With a fragile, and easily scatterable, collection, Oreck had to think of unconventional ways to keep the museum secure while twisting through narrow mountain ranges and bumping against potholes. There are strategically secured dowel rods that block drawers from spilling open, layers of foam padding and blankets, and thousands of coats of glue. Oreck explains that their biggest trick is rubber cement, which prevents tiny porcelain jars and wooden ducks from jostling around, but is easily loosened when visitors pluck objects off the shelves for their flatlay assemblages.
It takes a full half-day to set up the traveling Office, and another half-day to pack it back up. For that reason, the museum tends to stay put for about five days at a time. Recent tours included stops at the Portland Museum of Art and Material in Salt Lake City. The snug space can only hold six people at a time, and appointments sell out quickly. Oreck estimates that, for an entire six-city tour, they can accommodate 1,000 visitors.
It’s like dangling a giant magnet into a town, and everyone that I would want to hang out with comes to this museum.

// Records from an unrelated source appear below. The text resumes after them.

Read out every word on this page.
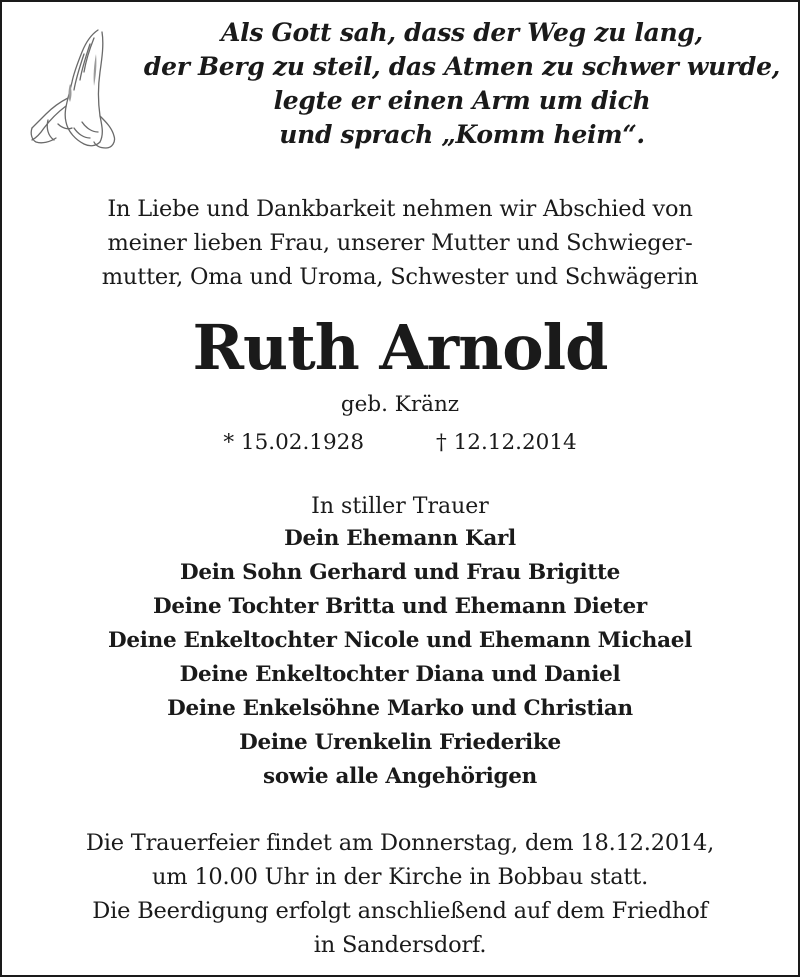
Als Gott sah, dass der Weg zu lang,
der Berg zu steil, das Atmen zu schwer wurde,
legte er einen Arm um dich
und sprach „Komm heim“.
In Liebe und Dankbarkeit nehmen wir Abschied von
meiner lieben Frau, unserer Mutter und Schwieger-
mutter, Oma und Uroma, Schwester und Schwägerin
Ruth Arnold
geb. Kränz
* 15.02.1928	† 12.12.2014
In stiller Trauer
Dein Ehemann Karl
Dein Sohn Gerhard und Frau Brigitte
Deine Tochter Britta und Ehemann Dieter
Deine Enkeltochter Nicole und Ehemann Michael
Deine Enkeltochter Diana und Daniel
Deine Enkelsöhne Marko und Christian
Deine Urenkelin Friederike
sowie alle Angehörigen
Die Trauerfeier findet am Donnerstag, dem 18.12.2014,
um 10.00 Uhr in der Kirche in Bobbau statt.
Die Beerdigung erfolgt anschließend auf dem Friedhof
in Sandersdorf.
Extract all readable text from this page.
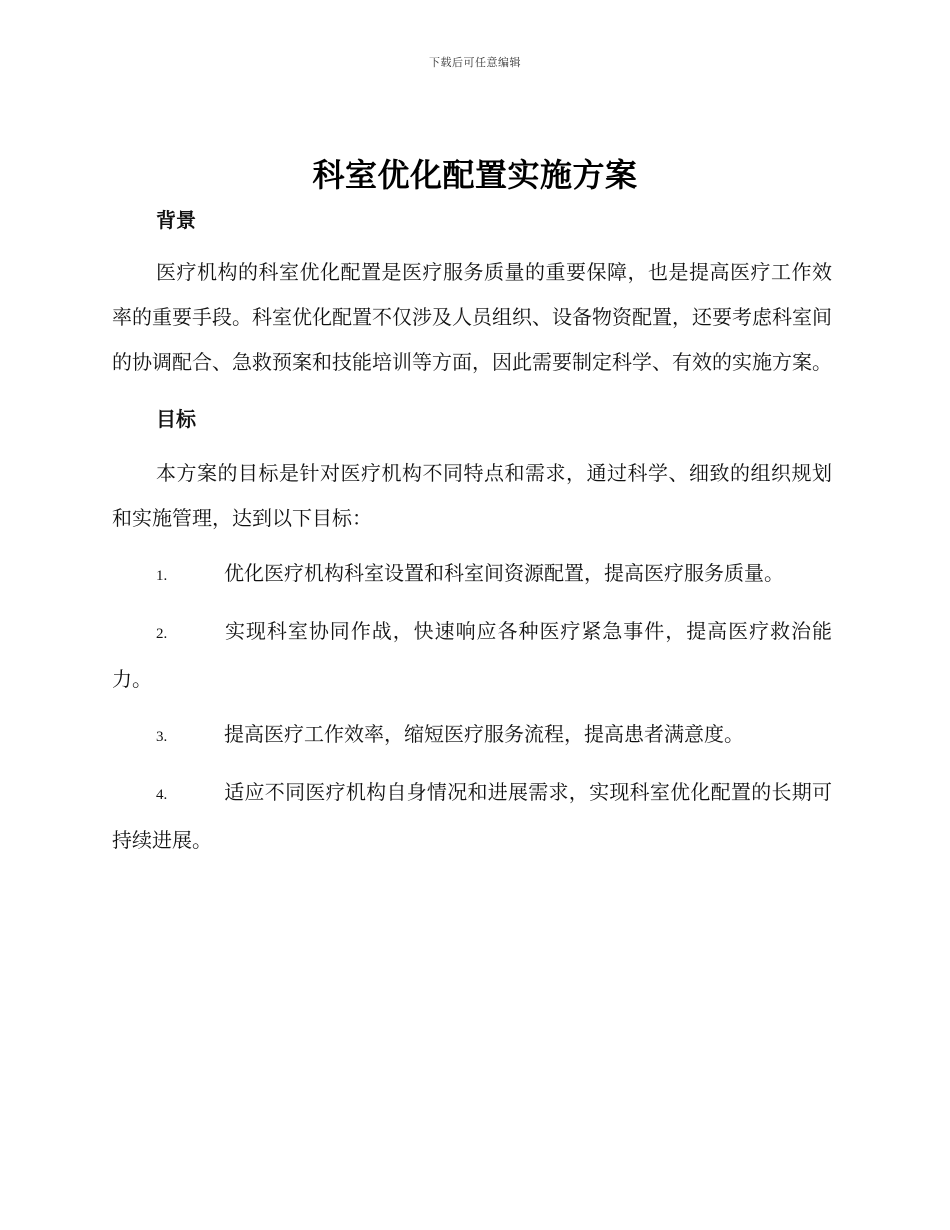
下载后可任意编辑
科室优化配置实施方案
背景

医疗机构的科室优化配置是医疗服务质量的重要保障，也是提高医疗工作效率的重要手段。科室优化配置不仅涉及人员组织、设备物资配置，还要考虑科室间的协调配合、急救预案和技能培训等方面，因此需要制定科学、有效的实施方案。

目标

本方案的目标是针对医疗机构不同特点和需求，通过科学、细致的组织规划和实施管理，达到以下目标：

1.	优化医疗机构科室设置和科室间资源配置，提高医疗服务质量。

2.	实现科室协同作战，快速响应各种医疗紧急事件，提高医疗救治能力。

3.	提高医疗工作效率，缩短医疗服务流程，提高患者满意度。

4.	适应不同医疗机构自身情况和进展需求，实现科室优化配置的长期可持续进展。
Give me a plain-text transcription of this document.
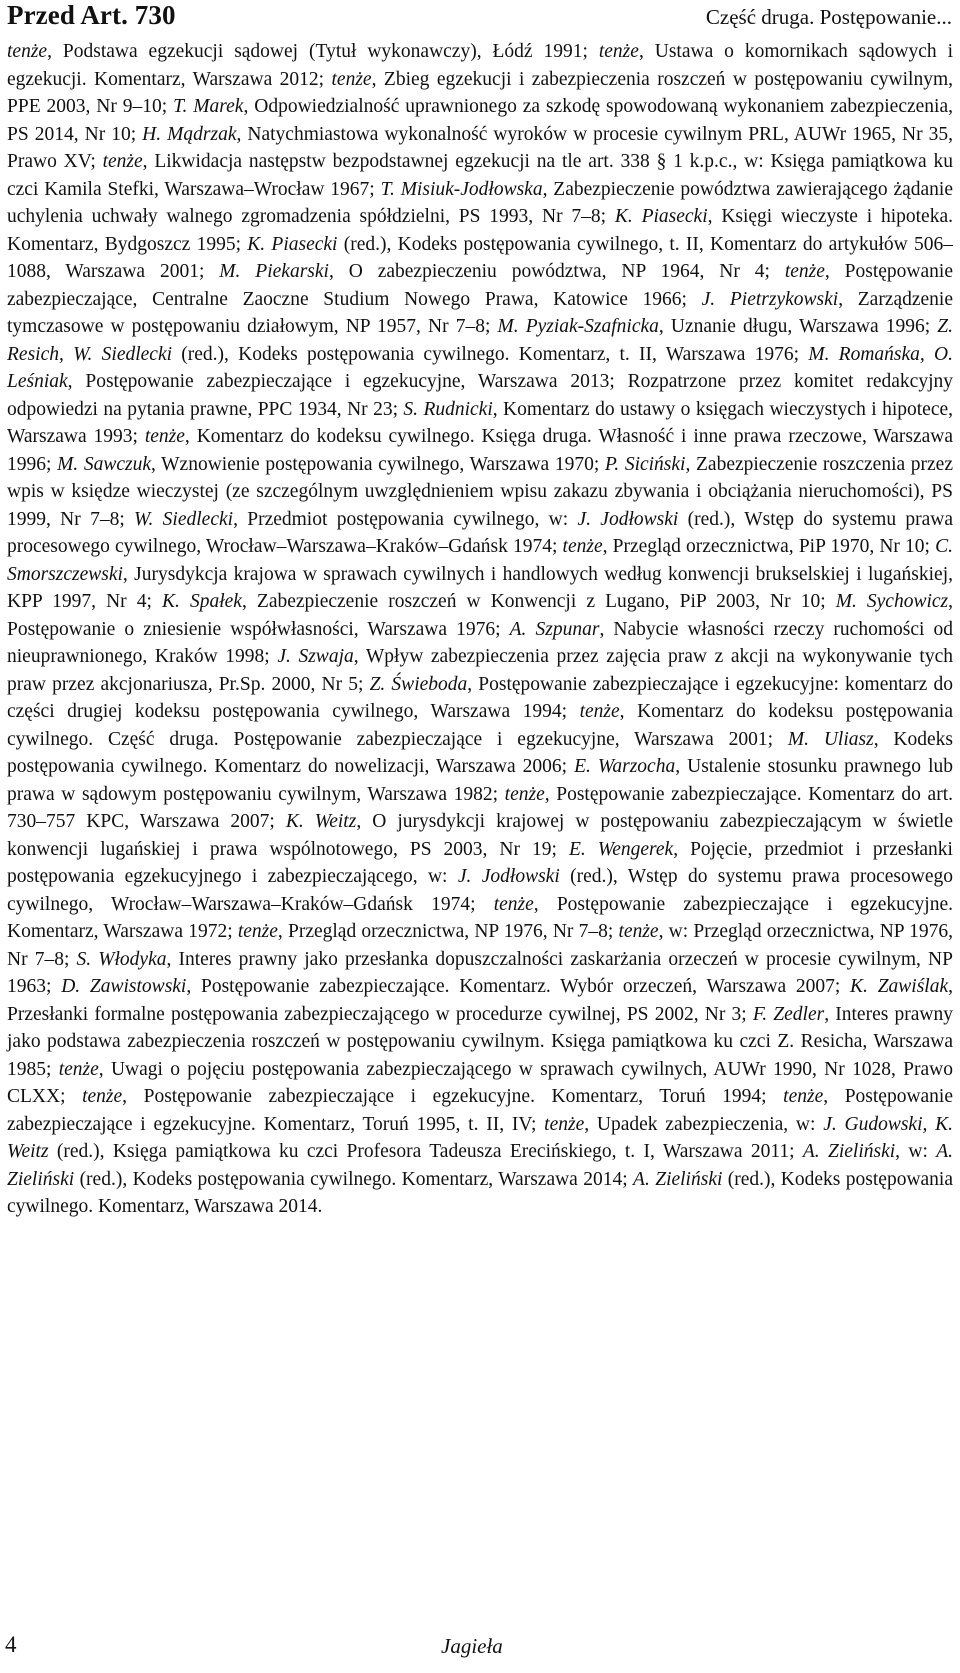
Przed Art. 730	Część druga. Postępowanie...

tenże, Podstawa egzekucji sądowej (Tytuł wykonawczy), Łódź 1991; tenże, Ustawa o komornikach sądowych i egzekucji. Komentarz, Warszawa 2012; tenże, Zbieg egzekucji i zabezpieczenia roszczeń w postępowaniu cywilnym, PPE 2003, Nr 9–10; T. Marek, Odpowiedzialność uprawnionego za szkodę spowodowaną wykonaniem zabezpieczenia, PS 2014, Nr 10; H. Mądrzak, Natychmiastowa wykonalność wyroków w procesie cywilnym PRL, AUWr 1965, Nr 35, Prawo XV; tenże, Likwidacja następstw bezpodstawnej egzekucji na tle art. 338 § 1 k.p.c., w: Księga pamiątkowa ku czci Kamila Stefki, Warszawa–Wrocław 1967; T. Misiuk-Jodłowska, Zabezpieczenie powództwa zawierającego żądanie uchylenia uchwały walnego zgromadzenia spółdzielni, PS 1993, Nr 7–8; K. Piasecki, Księgi wieczyste i hipoteka. Komentarz, Bydgoszcz 1995; K. Piasecki (red.), Kodeks postępowania cywilnego, t. II, Komentarz do artykułów 506–1088, Warszawa 2001; M. Piekarski, O zabezpieczeniu powództwa, NP 1964, Nr 4; tenże, Postępowanie zabezpieczające, Centralne Zaoczne Studium Nowego Prawa, Katowice 1966; J. Pietrzykowski, Zarządzenie tymczasowe w postępowaniu działowym, NP 1957, Nr 7–8; M. Pyziak-Szafnicka, Uznanie długu, Warszawa 1996; Z. Resich, W. Siedlecki (red.), Kodeks postępowania cywilnego. Komentarz, t. II, Warszawa 1976; M. Romańska, O. Leśniak, Postępowanie zabezpieczające i egzekucyjne, Warszawa 2013; Rozpatrzone przez komitet redakcyjny odpowiedzi na pytania prawne, PPC 1934, Nr 23; S. Rudnicki, Komentarz do ustawy o księgach wieczystych i hipotece, Warszawa 1993; tenże, Komentarz do kodeksu cywilnego. Księga druga. Własność i inne prawa rzeczowe, Warszawa 1996; M. Sawczuk, Wznowienie postępowania cywilnego, Warszawa 1970; P. Siciński, Zabezpieczenie roszczenia przez wpis w księdze wieczystej (ze szczególnym uwzględnieniem wpisu zakazu zbywania i obciążania nieruchomości), PS 1999, Nr 7–8; W. Siedlecki, Przedmiot postępowania cywilnego, w: J. Jodłowski (red.), Wstęp do systemu prawa procesowego cywilnego, Wrocław–Warszawa–Kraków–Gdańsk 1974; tenże, Przegląd orzecznictwa, PiP 1970, Nr 10; C. Smorszczewski, Jurysdykcja krajowa w sprawach cywilnych i handlowych według konwencji brukselskiej i lugańskiej, KPP 1997, Nr 4; K. Spałek, Zabezpieczenie roszczeń w Konwencji z Lugano, PiP 2003, Nr 10; M. Sychowicz, Postępowanie o zniesienie współwłasności, Warszawa 1976; A. Szpunar, Nabycie własności rzeczy ruchomości od nieuprawnionego, Kraków 1998; J. Szwaja, Wpływ zabezpieczenia przez zajęcia praw z akcji na wykonywanie tych praw przez akcjonariusza, Pr.Sp. 2000, Nr 5; Z. Świeboda, Postępowanie zabezpieczające i egzekucyjne: komentarz do części drugiej kodeksu postępowania cywilnego, Warszawa 1994; tenże, Komentarz do kodeksu postępowania cywilnego. Część druga. Postępowanie zabezpieczające i egzekucyjne, Warszawa 2001; M. Uliasz, Kodeks postępowania cywilnego. Komentarz do nowelizacji, Warszawa 2006; E. Warzocha, Ustalenie stosunku prawnego lub prawa w sądowym postępowaniu cywilnym, Warszawa 1982; tenże, Postępowanie zabezpieczające. Komentarz do art. 730–757 KPC, Warszawa 2007; K. Weitz, O jurysdykcji krajowej w postępowaniu zabezpieczającym w świetle konwencji lugańskiej i prawa wspólnotowego, PS 2003, Nr 19; E. Wengerek, Pojęcie, przedmiot i przesłanki postępowania egzekucyjnego i zabezpieczającego, w: J. Jodłowski (red.), Wstęp do systemu prawa procesowego cywilnego, Wrocław–Warszawa–Kraków–Gdańsk 1974; tenże, Postępowanie zabezpieczające i egzekucyjne. Komentarz, Warszawa 1972; tenże, Przegląd orzecznictwa, NP 1976, Nr 7–8; tenże, w: Przegląd orzecznictwa, NP 1976, Nr 7–8; S. Włodyka, Interes prawny jako przesłanka dopuszczalności zaskarżania orzeczeń w procesie cywilnym, NP 1963; D. Zawistowski, Postępowanie zabezpieczające. Komentarz. Wybór orzeczeń, Warszawa 2007; K. Zawiślak, Przesłanki formalne postępowania zabezpieczającego w procedurze cywilnej, PS 2002, Nr 3; F. Zedler, Interes prawny jako podstawa zabezpieczenia roszczeń w postępowaniu cywilnym. Księga pamiątkowa ku czci Z. Resicha, Warszawa 1985; tenże, Uwagi o pojęciu postępowania zabezpieczającego w sprawach cywilnych, AUWr 1990, Nr 1028, Prawo CLXX; tenże, Postępowanie zabezpieczające i egzekucyjne. Komentarz, Toruń 1994; tenże, Postępowanie zabezpieczające i egzekucyjne. Komentarz, Toruń 1995, t. II, IV; tenże, Upadek zabezpieczenia, w: J. Gudowski, K. Weitz (red.), Księga pamiątkowa ku czci Profesora Tadeusza Erecińskiego, t. I, Warszawa 2011; A. Zieliński, w: A. Zieliński (red.), Kodeks postępowania cywilnego. Komentarz, Warszawa 2014; A. Zieliński (red.), Kodeks postępowania cywilnego. Komentarz, Warszawa 2014.

4	Jagieła
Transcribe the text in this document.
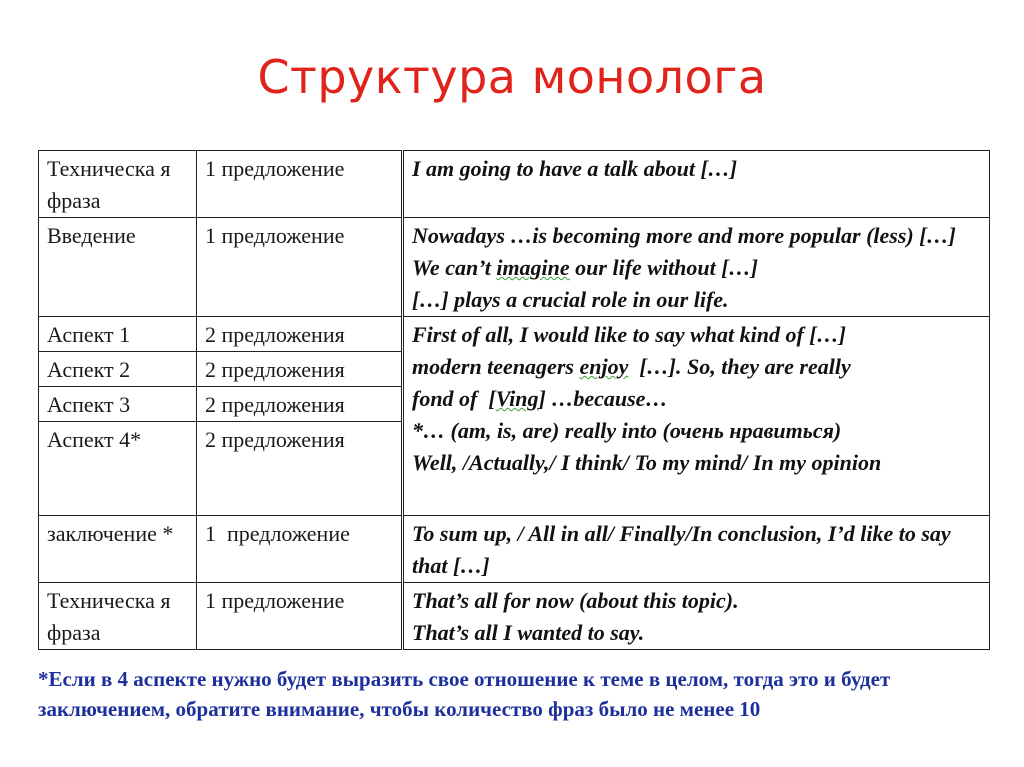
Структура монолога
Техническа я фраза	1 предложение	I am going to have a talk about […]
Введение	1 предложение	Nowadays …is becoming more and more popular (less) […]
We can’t imagine our life without […]
[…] plays a crucial role in our life.

Аспект 1	2 предложения	First of all, I would like to say what kind of […]
modern teenagers enjoy  […]. So, they are really
fond of  [Ving] …because…
*… (am, is, are) really into (очень нравиться)
Well, /Actually,/ I think/ To my mind/ In my opinion

Аспект 2	2 предложения	
Аспект 3	2 предложения	
Аспект 4*	2 предложения	
заключение *	1  предложение	To sum up, / All in all/ Finally/In conclusion, I’d like to say that […]
Техническа я фраза	1 предложение	That’s all for now (about this topic).
That’s all I wanted to say.
*Если в 4 аспекте нужно будет выразить свое отношение к теме в целом, тогда это и будет заключением, обратите внимание, чтобы количество фраз было не менее 10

Oreck has already taken the museum throughout California and the Pacific Northwest. In the fall, she’ll make her way throughout the Southwest, including Phoenix, Tucson, El Paso, Santa Fe and Taos. Sometimes, Oreck is overwhelmed by taking on a booking manager role, as she would prefer to focus on making art, films, and growing the collection; but Oreck is the museum’s only full-time employee, so she has to wear every hat.
When the tours are in motion, Oreck tows the trailer with a Ram pickup truck. The Office does not have bathrooms, or even running water, so she has to book hotels or tap into the Office’s fanbase to find a place to stay. Luckily, many have an extra bed, and are thrilled to have Oreck in their city.
In the end, the enthusiastic community is what makes the Office roll on.
“I very quickly realized that the objects meant so much less than the people that I was meeting,” Oreck says. “It’s like dangling a giant magnet into a town, and everyone that I would want to hang out with comes to this museum. I just get to meet the most amazing people, and I love to watch people have joy and delight. It’s such an unusual thing for adults to be able to feel.”